Jerri supported her family unconditionally, especially when it came to Blyweiss’ career as a teacher. She lived for the times when she’d run into one of Blyweiss’ former students in public, who would then tell a new story about him.
On Blyweiss’ first day of school, Jerri joined him to craft the perfect bulletin board outside of the classroom. It’s a tradition she’d repeat with Richie when he started teaching.
“Jerri would have this vision of what the board would look like and, a couple hours later, here was this beautiful work of art,” Blyweiss said. “It takes a very kind, patient and special person to do that and she was all of those things and more.”
After Jerri’s death, Blyweiss returned to Manor College. He needed to be in the classroom, it was his form of therapy. He hated being home surrounded by just his four walls, especially during the pandemic.
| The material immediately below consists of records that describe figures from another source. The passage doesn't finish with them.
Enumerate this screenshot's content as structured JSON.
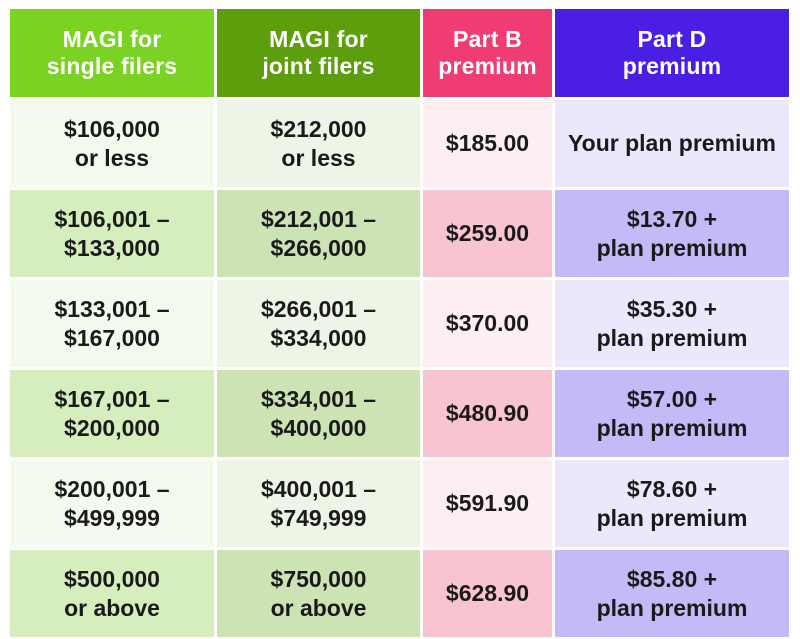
{
  "colors": {
    "col1_header": "#7ad322",
    "col2_header": "#5d9e0c",
    "col3_header": "#ef3d73",
    "col4_header": "#4a1fe3",
    "col1_light": "#f3f9ec",
    "col1_dark": "#d6eebd",
    "col2_light": "#eef5e6",
    "col2_dark": "#cde3b4",
    "col3_light": "#fdeef1",
    "col3_dark": "#f9c4d2",
    "col4_light": "#ebe8fc",
    "col4_dark": "#c5b9f7"
  },
  "headers": [
    "MAGI for\nsingle filers",
    "MAGI for\njoint filers",
    "Part B\npremium",
    "Part D\npremium"
  ],
  "rows": [
    [
      "$106,000\nor less",
      "$212,000\nor less",
      "$185.00",
      "Your plan premium"
    ],
    [
      "$106,001 –\n$133,000",
      "$212,001 –\n$266,000",
      "$259.00",
      "$13.70 +\nplan premium"
    ],
    [
      "$133,001 –\n$167,000",
      "$266,001 –\n$334,000",
      "$370.00",
      "$35.30 +\nplan premium"
    ],
    [
      "$167,001 –\n$200,000",
      "$334,001 –\n$400,000",
      "$480.90",
      "$57.00 +\nplan premium"
    ],
    [
      "$200,001 –\n$499,999",
      "$400,001 –\n$749,999",
      "$591.90",
      "$78.60 +\nplan premium"
    ],
    [
      "$500,000\nor above",
      "$750,000\nor above",
      "$628.90",
      "$85.80 +\nplan premium"
    ]
  ]
}
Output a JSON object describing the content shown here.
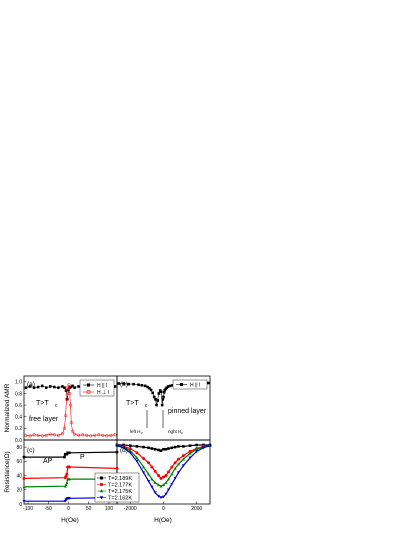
{
  "figure": {
    "ylabel_top": "Normalized AMR",
    "ylabel_bottom": "Resistance(Ω)",
    "xlabel_left": "H(Oe)",
    "xlabel_right": "H(Oe)"
  },
  "colors": {
    "black": "#000000",
    "red": "#ff0000",
    "green": "#008000",
    "blue": "#0000cc"
  },
  "chart_data": [
    {
      "panel": "(a)",
      "type": "scatter",
      "xlim": [
        -110,
        120
      ],
      "ylim": [
        0,
        1.1
      ],
      "xticks": [],
      "yticks": [
        "0.0",
        "0.2",
        "0.4",
        "0.6",
        "0.8",
        "1.0"
      ],
      "annotations": [
        "T>T",
        "c",
        "free layer"
      ],
      "legend": {
        "placement": "top-right",
        "entries": [
          "H || I",
          "H ⊥ I"
        ]
      },
      "series": [
        {
          "name": "H || I",
          "color": "#000000",
          "x": [
            -105,
            -95,
            -85,
            -75,
            -65,
            -55,
            -45,
            -35,
            -25,
            -15,
            -10,
            -6,
            -3,
            0,
            3,
            6,
            10,
            15,
            25,
            35,
            45,
            55,
            65,
            75,
            85,
            95,
            105,
            115
          ],
          "y": [
            0.9,
            0.92,
            0.9,
            0.91,
            0.93,
            0.9,
            0.92,
            0.91,
            0.9,
            0.92,
            0.9,
            0.85,
            0.7,
            0.86,
            0.9,
            0.91,
            0.93,
            0.9,
            0.92,
            0.91,
            0.9,
            0.92,
            0.91,
            0.93,
            0.9,
            0.92,
            0.91,
            0.92
          ]
        },
        {
          "name": "H ⊥ I",
          "color": "#ff0000",
          "x": [
            -105,
            -95,
            -85,
            -75,
            -65,
            -55,
            -45,
            -35,
            -25,
            -15,
            -10,
            -7,
            -5,
            -3,
            -1,
            1,
            3,
            5,
            7,
            10,
            15,
            25,
            35,
            45,
            55,
            65,
            75,
            85,
            95,
            105,
            115
          ],
          "y": [
            0.08,
            0.07,
            0.09,
            0.08,
            0.07,
            0.08,
            0.1,
            0.09,
            0.08,
            0.11,
            0.2,
            0.42,
            0.7,
            0.9,
            0.86,
            0.95,
            0.8,
            0.6,
            0.3,
            0.15,
            0.1,
            0.08,
            0.09,
            0.08,
            0.07,
            0.08,
            0.09,
            0.08,
            0.07,
            0.08,
            0.09
          ]
        }
      ]
    },
    {
      "panel": "(b)",
      "type": "scatter",
      "xlim": [
        -2800,
        2800
      ],
      "ylim": [
        0,
        1.1
      ],
      "xticks": [],
      "yticks": [],
      "annotations": [
        "T>T",
        "c",
        "pinned layer",
        "left H",
        "c",
        "right H",
        "c"
      ],
      "legend": {
        "placement": "top-right",
        "entries": [
          "H || I"
        ]
      },
      "series": [
        {
          "name": "H || I",
          "color": "#000000",
          "x": [
            -2700,
            -2400,
            -2100,
            -1800,
            -1500,
            -1300,
            -1100,
            -950,
            -850,
            -750,
            -650,
            -560,
            -480,
            -420,
            -350,
            -280,
            -200,
            -140,
            -80,
            -40,
            0,
            40,
            80,
            140,
            200,
            280,
            400,
            550,
            700,
            900,
            1100,
            1300,
            1500,
            1800,
            2100,
            2400,
            2700
          ],
          "y": [
            0.97,
            0.97,
            0.96,
            0.96,
            0.95,
            0.94,
            0.93,
            0.91,
            0.89,
            0.86,
            0.81,
            0.74,
            0.7,
            0.6,
            0.68,
            0.8,
            0.85,
            0.83,
            0.6,
            0.7,
            0.74,
            0.82,
            0.86,
            0.88,
            0.9,
            0.92,
            0.93,
            0.94,
            0.95,
            0.96,
            0.96,
            0.97,
            0.97,
            0.97,
            0.98,
            0.98,
            0.98
          ]
        }
      ]
    },
    {
      "panel": "(c)",
      "type": "line",
      "xlim": [
        -110,
        120
      ],
      "ylim": [
        0,
        90
      ],
      "xticks": [
        "-100",
        "-50",
        "0",
        "50",
        "100"
      ],
      "yticks": [
        "0",
        "20",
        "40",
        "60",
        "80"
      ],
      "annotations": [
        "AP",
        "P"
      ],
      "legend": {
        "placement": "bottom-right",
        "entries": [
          "T=2.189K",
          "T=2.177K",
          "T=2.175K",
          "T=2.162K"
        ]
      },
      "series": [
        {
          "name": "T=2.189K",
          "color": "#000000",
          "x": [
            -110,
            -10,
            -8,
            -6,
            -4,
            -2,
            0,
            2,
            120
          ],
          "y": [
            66,
            66,
            70,
            70,
            70,
            72,
            72,
            72,
            73
          ]
        },
        {
          "name": "T=2.177K",
          "color": "#ff0000",
          "x": [
            -110,
            -8,
            -6,
            -4,
            -2,
            0,
            2,
            120
          ],
          "y": [
            36,
            37,
            39,
            42,
            52,
            52,
            52,
            50
          ]
        },
        {
          "name": "T=2.175K",
          "color": "#008000",
          "x": [
            -110,
            -8,
            -6,
            -4,
            -2,
            0,
            2,
            120
          ],
          "y": [
            24,
            25,
            27,
            30,
            35,
            35,
            35,
            35
          ]
        },
        {
          "name": "T=2.162K",
          "color": "#0000cc",
          "x": [
            -110,
            -8,
            -6,
            -4,
            -2,
            0,
            2,
            120
          ],
          "y": [
            4,
            4,
            6,
            7,
            8,
            8,
            8,
            9
          ]
        }
      ]
    },
    {
      "panel": "(d)",
      "type": "line",
      "xlim": [
        -2800,
        2800
      ],
      "ylim": [
        0,
        90
      ],
      "xticks": [
        "-2000",
        "0",
        "2000"
      ],
      "yticks": [],
      "annotations": [],
      "series": [
        {
          "name": "T=2.189K",
          "color": "#000000",
          "x": [
            -2800,
            -2400,
            -2000,
            -1600,
            -1200,
            -900,
            -700,
            -500,
            -300,
            -150,
            0,
            150,
            300,
            500,
            700,
            900,
            1200,
            1600,
            2000,
            2400,
            2800
          ],
          "y": [
            83,
            83,
            82,
            81,
            80,
            79,
            78,
            77,
            76,
            75,
            77,
            77,
            78,
            79,
            80,
            81,
            81,
            82,
            83,
            83,
            83
          ]
        },
        {
          "name": "T=2.177K",
          "color": "#ff0000",
          "x": [
            -2800,
            -2400,
            -2000,
            -1600,
            -1200,
            -900,
            -700,
            -500,
            -300,
            -150,
            0,
            150,
            300,
            500,
            700,
            900,
            1200,
            1600,
            2000,
            2400,
            2800
          ],
          "y": [
            82,
            81,
            78,
            72,
            64,
            58,
            52,
            46,
            40,
            36,
            38,
            40,
            45,
            52,
            58,
            63,
            68,
            74,
            78,
            81,
            82
          ]
        },
        {
          "name": "T=2.175K",
          "color": "#008000",
          "x": [
            -2800,
            -2400,
            -2000,
            -1600,
            -1200,
            -900,
            -700,
            -500,
            -300,
            -150,
            0,
            150,
            300,
            500,
            700,
            900,
            1200,
            1600,
            2000,
            2400,
            2800
          ],
          "y": [
            82,
            80,
            75,
            65,
            52,
            42,
            35,
            30,
            27,
            25,
            27,
            30,
            35,
            42,
            50,
            56,
            63,
            71,
            77,
            80,
            82
          ]
        },
        {
          "name": "T=2.162K",
          "color": "#0000cc",
          "x": [
            -2800,
            -2400,
            -2000,
            -1600,
            -1200,
            -900,
            -700,
            -500,
            -300,
            -150,
            0,
            150,
            300,
            500,
            700,
            900,
            1200,
            1600,
            2000,
            2400,
            2800
          ],
          "y": [
            82,
            79,
            72,
            60,
            44,
            32,
            24,
            16,
            11,
            9,
            10,
            14,
            20,
            28,
            36,
            44,
            54,
            65,
            74,
            79,
            82
          ]
        }
      ]
    }
  ]
}
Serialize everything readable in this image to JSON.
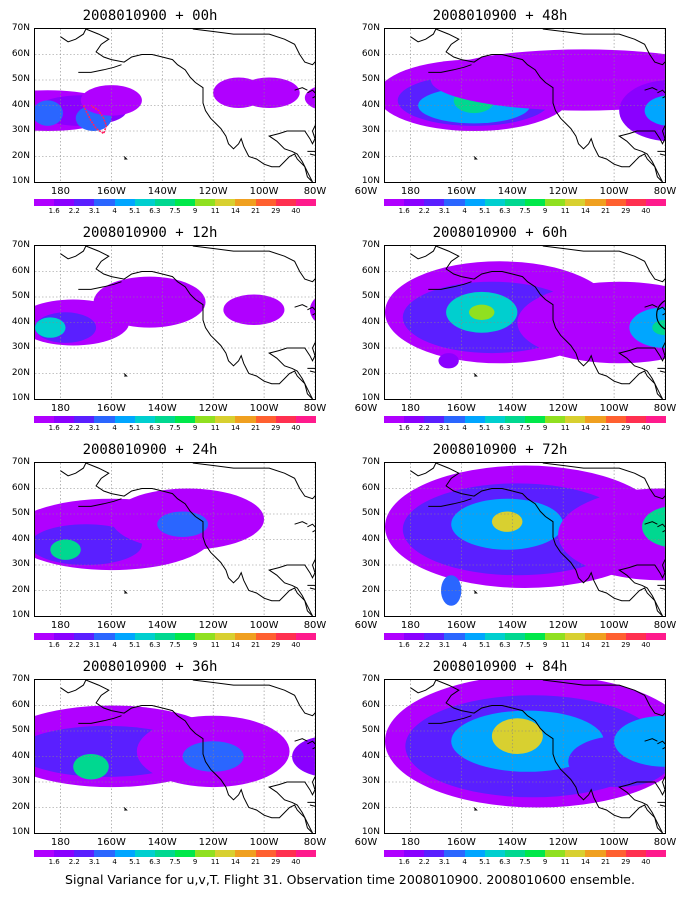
{
  "panels": [
    {
      "title": "2008010900 + 00h"
    },
    {
      "title": "2008010900 + 48h"
    },
    {
      "title": "2008010900 + 12h"
    },
    {
      "title": "2008010900 + 60h"
    },
    {
      "title": "2008010900 + 24h"
    },
    {
      "title": "2008010900 + 72h"
    },
    {
      "title": "2008010900 + 36h"
    },
    {
      "title": "2008010900 + 84h"
    }
  ],
  "lat_labels": [
    "70N",
    "60N",
    "50N",
    "40N",
    "30N",
    "20N",
    "10N"
  ],
  "lon_labels": [
    "180",
    "160W",
    "140W",
    "120W",
    "100W",
    "80W",
    "60W"
  ],
  "colorbar": {
    "labels": [
      "1.6",
      "2.2",
      "3.1",
      "4",
      "5.1",
      "6.3",
      "7.5",
      "9",
      "11",
      "14",
      "21",
      "29",
      "40"
    ],
    "colors": [
      "#b000ff",
      "#8a00ff",
      "#5a1fff",
      "#2a66ff",
      "#00a6ff",
      "#00cfcf",
      "#00d890",
      "#00e84a",
      "#90e020",
      "#d8d030",
      "#f0a020",
      "#ff6030",
      "#ff3050",
      "#ff1a8c"
    ]
  },
  "caption": "Signal Variance for u,v,T. Flight 31. Observation time 2008010900. 2008010600 ensemble."
}
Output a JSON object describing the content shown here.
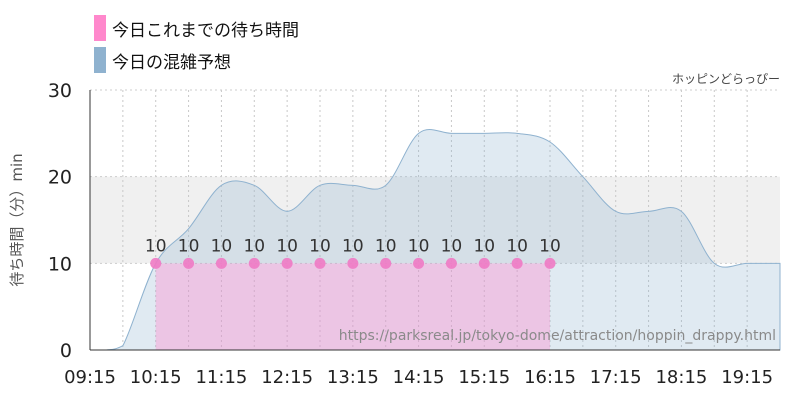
{
  "legend": {
    "items": [
      {
        "label": "今日これまでの待ち時間",
        "color": "#ff88cc"
      },
      {
        "label": "今日の混雑予想",
        "color": "#8fb2cf"
      }
    ]
  },
  "attraction": "ホッピンどらっぴー",
  "watermark": "https://parksreal.jp/tokyo-dome/attraction/hoppin_drappy.html",
  "chart_data": {
    "type": "area",
    "ylabel": "待ち時間（分）min",
    "xlabel": "",
    "ylim": [
      0,
      30
    ],
    "yticks": [
      0,
      10,
      20,
      30
    ],
    "xlim": [
      "09:15",
      "19:45"
    ],
    "xticks": [
      "09:15",
      "10:15",
      "11:15",
      "12:15",
      "13:15",
      "14:15",
      "15:15",
      "16:15",
      "17:15",
      "18:15",
      "19:15"
    ],
    "shaded_band": [
      10,
      20
    ],
    "grid": true,
    "legend_position": "top-left",
    "series": [
      {
        "name": "今日これまでの待ち時間",
        "type": "area-points",
        "color": "#ff88cc",
        "labels_shown": true,
        "points": [
          {
            "x": "10:15",
            "y": 10
          },
          {
            "x": "10:45",
            "y": 10
          },
          {
            "x": "11:15",
            "y": 10
          },
          {
            "x": "11:45",
            "y": 10
          },
          {
            "x": "12:15",
            "y": 10
          },
          {
            "x": "12:45",
            "y": 10
          },
          {
            "x": "13:15",
            "y": 10
          },
          {
            "x": "13:45",
            "y": 10
          },
          {
            "x": "14:15",
            "y": 10
          },
          {
            "x": "14:45",
            "y": 10
          },
          {
            "x": "15:15",
            "y": 10
          },
          {
            "x": "15:45",
            "y": 10
          },
          {
            "x": "16:15",
            "y": 10
          }
        ]
      },
      {
        "name": "今日の混雑予想",
        "type": "area",
        "color": "#8fb2cf",
        "points": [
          {
            "x": "09:15",
            "y": 0
          },
          {
            "x": "09:30",
            "y": 0
          },
          {
            "x": "09:45",
            "y": 0.5
          },
          {
            "x": "10:15",
            "y": 10
          },
          {
            "x": "10:45",
            "y": 14
          },
          {
            "x": "11:15",
            "y": 19
          },
          {
            "x": "11:45",
            "y": 19
          },
          {
            "x": "12:15",
            "y": 16
          },
          {
            "x": "12:45",
            "y": 19
          },
          {
            "x": "13:15",
            "y": 19
          },
          {
            "x": "13:45",
            "y": 19
          },
          {
            "x": "14:15",
            "y": 25
          },
          {
            "x": "14:45",
            "y": 25
          },
          {
            "x": "15:15",
            "y": 25
          },
          {
            "x": "15:45",
            "y": 25
          },
          {
            "x": "16:15",
            "y": 24
          },
          {
            "x": "16:45",
            "y": 20
          },
          {
            "x": "17:15",
            "y": 16
          },
          {
            "x": "17:45",
            "y": 16
          },
          {
            "x": "18:15",
            "y": 16
          },
          {
            "x": "18:45",
            "y": 10
          },
          {
            "x": "19:15",
            "y": 10
          },
          {
            "x": "19:45",
            "y": 10
          }
        ]
      }
    ]
  }
}
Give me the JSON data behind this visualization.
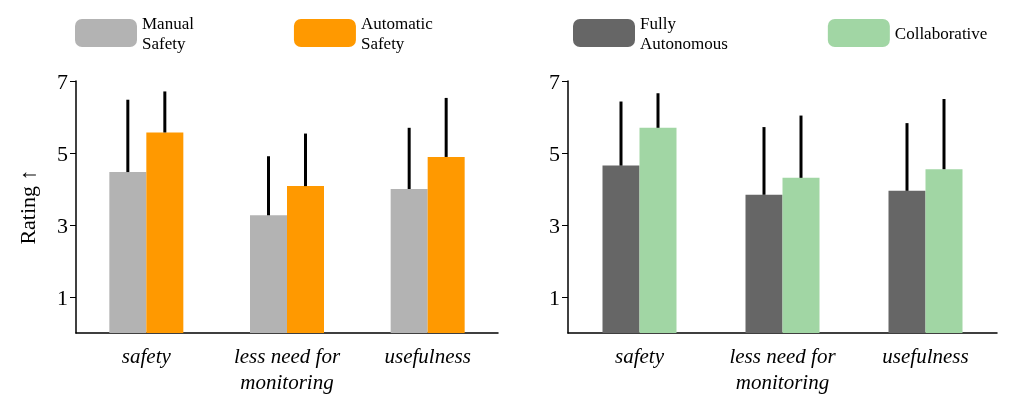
{
  "chart_data": [
    {
      "type": "bar",
      "ylabel": "Rating ↑",
      "categories": [
        "safety",
        "less need for\nmonitoring",
        "usefulness"
      ],
      "ylim": [
        0,
        7
      ],
      "yticks": [
        1,
        3,
        5,
        7
      ],
      "grid": false,
      "legend": "top",
      "series": [
        {
          "name": "Manual\nSafety",
          "color": "#b3b3b3",
          "values": [
            4.47,
            3.27,
            4.0
          ],
          "errors": [
            [
              4.47,
              6.48
            ],
            [
              3.27,
              4.91
            ],
            [
              4.0,
              5.7
            ]
          ]
        },
        {
          "name": "Automatic\nSafety",
          "color": "#ff9900",
          "values": [
            5.57,
            4.08,
            4.89
          ],
          "errors": [
            [
              5.57,
              6.71
            ],
            [
              4.08,
              5.54
            ],
            [
              4.89,
              6.53
            ]
          ]
        }
      ]
    },
    {
      "type": "bar",
      "categories": [
        "safety",
        "less need for\nmonitoring",
        "usefulness"
      ],
      "ylim": [
        0,
        7
      ],
      "yticks": [
        1,
        3,
        5,
        7
      ],
      "grid": false,
      "legend": "top",
      "series": [
        {
          "name": "Fully\nAutonomous",
          "color": "#666666",
          "values": [
            4.65,
            3.84,
            3.95
          ],
          "errors": [
            [
              4.65,
              6.43
            ],
            [
              3.84,
              5.72
            ],
            [
              3.95,
              5.83
            ]
          ]
        },
        {
          "name": "Collaborative",
          "color": "#a1d6a4",
          "values": [
            5.7,
            4.31,
            4.55
          ],
          "errors": [
            [
              5.7,
              6.66
            ],
            [
              4.31,
              6.04
            ],
            [
              4.55,
              6.5
            ]
          ]
        }
      ]
    }
  ]
}
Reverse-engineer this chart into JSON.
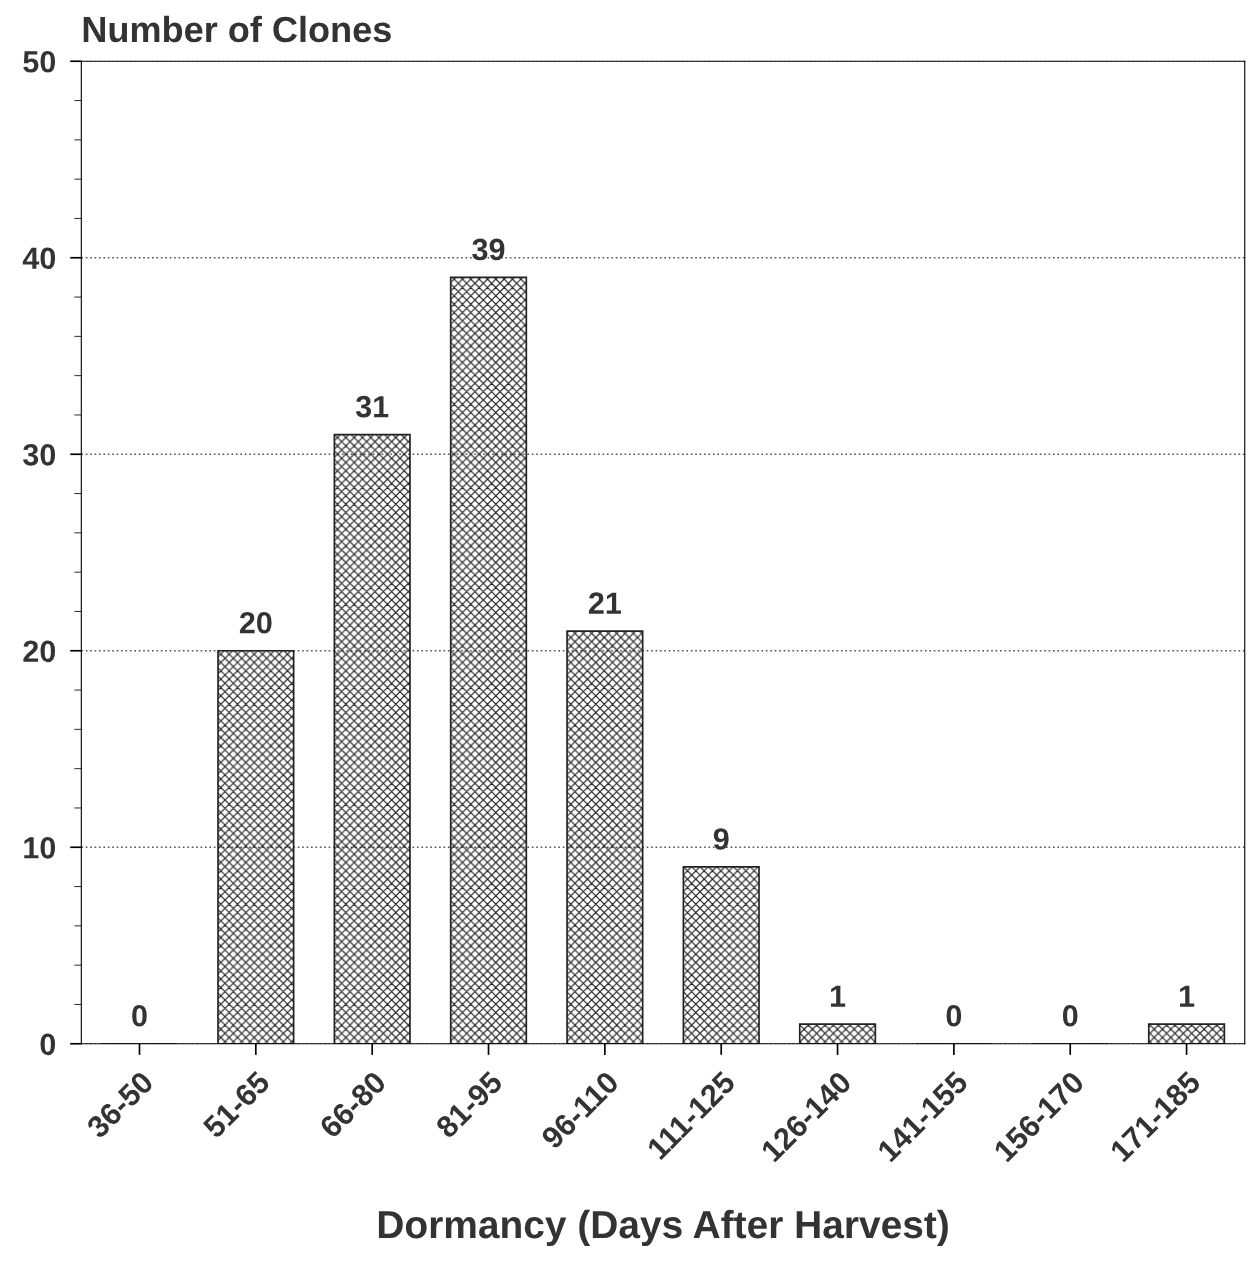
{
  "chart_data": {
    "type": "bar",
    "ylabel": "Number of Clones",
    "xlabel": "Dormancy (Days After Harvest)",
    "categories": [
      "36-50",
      "51-65",
      "66-80",
      "81-95",
      "96-110",
      "111-125",
      "126-140",
      "141-155",
      "156-170",
      "171-185"
    ],
    "values": [
      0,
      20,
      31,
      39,
      21,
      9,
      1,
      0,
      0,
      1
    ],
    "color": "#222222",
    "ylim": [
      0,
      50
    ],
    "yticks": [
      0,
      10,
      20,
      30,
      40,
      50
    ],
    "grid": "y",
    "data_labels": true
  }
}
“Teaching and putting on my crazy ties every day gave me a reason to get up and go every day,” Blyweiss said.
The biggest energy boosters come in the form of overwhelming support from students and faculty, Blyweiss said. In the first days returning to campus, faculty and staff went out of their way to say that their doors were open for him, and Manor College President Dr. Jonathan Peri personally called Blyweiss’ children to send their condolences.
The boosts still come even as Blyweiss approaches the three-year anniversary of Jerri’s death. Speaking about one of his lectures, one student wrote Blyweiss to say that she and her family watch his classes every Friday night because they’re “the best hour of television that week.”
It’s moments like that that show why, even after 50 years of teaching, the 71-year-old Blyweiss enjoys every moment in a Manor College classroom.
“The teachers, the staff, the administration at Manor, they’re never too busy for you,” Blyweiss said. “At that minute, when someone needs help, the staff makes them feel like they’re the most important person. That is why I’m here.”